As has already been mentioned, there were times when even children were imprisoned in Dachau. The International Committee saw to it that they were not abandoned. A school was organized for Russian children under a Yugoslavian teacher, and the older ones were placed in Kommandos [subsidiary work camps of Dachau] where they were looked after by prisoners who tried not only to keep them in good health but to teach them the rudiments of a trade as well.

In the early days of the Dachau camp, many Jews were brought there as prisoners, although they were always classified as political prisoners or criminals who had broken the law. For example, on June 12, 1937, a number of Jews accused of "race defilement" were brought to Dachau, according to Martin Gilbert, author of the book "Holocaust," who wrote that there were "some three hundred Jews being held"at Dachau by 1937. Gilbert wrote about how 120 of these 300 Jews were released in the Fall of 1937 after negotiations between the Gestapo and David Glick, a Jewish lawyer in Pittsburgh, who was a representative of the American Joint Distribution Committee. The following quote is from Gilbert's book "Holocaust":

The Gestapo agreed to release them on condition that the 120 Jews emigrated immediately to a country beyond Europe. At Glick's urging, the British Consul General in Munich, Consul Carvell, agreed to issue Palestine visas on condition that 5,000 British pounds was paid into a bank outside Germany to assist the settlement of the released men in Palestine. The Joint agreed and paid the money. The Jews were released.
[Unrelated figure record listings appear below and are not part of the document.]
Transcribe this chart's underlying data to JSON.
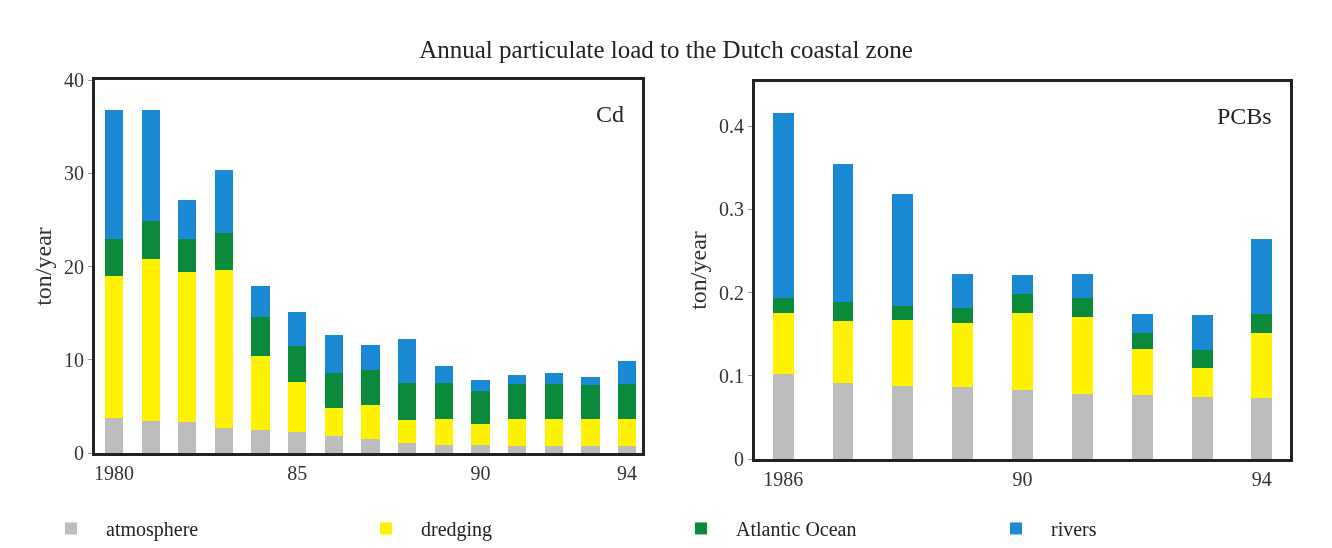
{
  "chart_data": [
    {
      "type": "bar",
      "title": "Annual particulate load to the Dutch coastal zone",
      "ylabel": "ton/year",
      "annotations": [
        "Cd"
      ],
      "stacked": true,
      "legend": "bottom",
      "grid": false,
      "x": [
        1980,
        1981,
        1982,
        1983,
        1984,
        1985,
        1986,
        1987,
        1988,
        1989,
        1990,
        1991,
        1992,
        1993,
        1994
      ],
      "xlim": [
        1979.48,
        1994.41
      ],
      "xticks": [
        {
          "value": 1980,
          "label": "1980"
        },
        {
          "value": 1985,
          "label": "85"
        },
        {
          "value": 1990,
          "label": "90"
        },
        {
          "value": 1994,
          "label": "94"
        }
      ],
      "ylim": [
        0,
        40
      ],
      "yticks": [
        0,
        10,
        20,
        30,
        40
      ],
      "series": [
        {
          "name": "atmosphere",
          "color": "#bdbdbd",
          "values": [
            3.8,
            3.4,
            3.3,
            2.7,
            2.5,
            2.3,
            1.8,
            1.5,
            1.1,
            0.9,
            0.9,
            0.7,
            0.7,
            0.7,
            0.7
          ]
        },
        {
          "name": "dredging",
          "color": "#fff200",
          "values": [
            15.2,
            17.4,
            16.1,
            16.9,
            7.9,
            5.3,
            3.0,
            3.7,
            2.4,
            2.8,
            2.2,
            3.0,
            3.0,
            3.0,
            2.9
          ]
        },
        {
          "name": "Atlantic Ocean",
          "color": "#0a8a3a",
          "values": [
            4.0,
            4.1,
            3.6,
            4.0,
            4.2,
            3.9,
            3.8,
            3.7,
            4.0,
            3.8,
            3.6,
            3.7,
            3.7,
            3.6,
            3.8
          ]
        },
        {
          "name": "rivers",
          "color": "#1a8ad4",
          "values": [
            13.8,
            11.9,
            4.1,
            6.8,
            3.3,
            3.6,
            4.1,
            2.7,
            4.7,
            1.8,
            1.1,
            1.0,
            1.2,
            0.9,
            2.5
          ]
        }
      ]
    },
    {
      "type": "bar",
      "ylabel": "ton/year",
      "annotations": [
        "PCBs"
      ],
      "stacked": true,
      "legend": false,
      "grid": false,
      "x": [
        1986,
        1987,
        1988,
        1989,
        1990,
        1991,
        1992,
        1993,
        1994
      ],
      "xlim": [
        1985.53,
        1994.47
      ],
      "xticks": [
        {
          "value": 1986,
          "label": "1986"
        },
        {
          "value": 1990,
          "label": "90"
        },
        {
          "value": 1994,
          "label": "94"
        }
      ],
      "ylim": [
        0,
        0.453
      ],
      "yticks": [
        0,
        0.1,
        0.2,
        0.3,
        0.4
      ],
      "series": [
        {
          "color": "#bdbdbd",
          "values": [
            0.102,
            0.091,
            0.088,
            0.086,
            0.083,
            0.078,
            0.077,
            0.075,
            0.073
          ]
        },
        {
          "color": "#fff200",
          "values": [
            0.074,
            0.075,
            0.079,
            0.077,
            0.092,
            0.093,
            0.055,
            0.034,
            0.079
          ]
        },
        {
          "color": "#0a8a3a",
          "values": [
            0.018,
            0.023,
            0.017,
            0.019,
            0.023,
            0.022,
            0.019,
            0.022,
            0.022
          ]
        },
        {
          "color": "#1a8ad4",
          "values": [
            0.222,
            0.166,
            0.135,
            0.04,
            0.023,
            0.029,
            0.023,
            0.042,
            0.09
          ]
        }
      ]
    }
  ]
}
According to Paul Berben's account, the prisoners who arrived at Dachau were particularly numerous in 1944, as the inmates in other camps were evacuated from the war zone. He wrote that the last prisoner number at the end of 1943 was 60.869. By the end of 1944, the last prisoner number was 137.244, which indicates that 76,375 new prisoners were probably brought to Dachau in 1944; most of them were sent to the sub-camps to work in the factories. The last prisoner numbers registered at Dachau were around 161.900. It was at this point that life in the Dachau concentration camp began to deteriorate.

In the final desperate days of trying to evacuate prisoners from the camps to prevent them from being released by the Allies, there were around 6,000 prisoners brought to Dachau from Flossenbürg, Buchenwald and Leipzig, who were not registered nor given a number, according to Berben.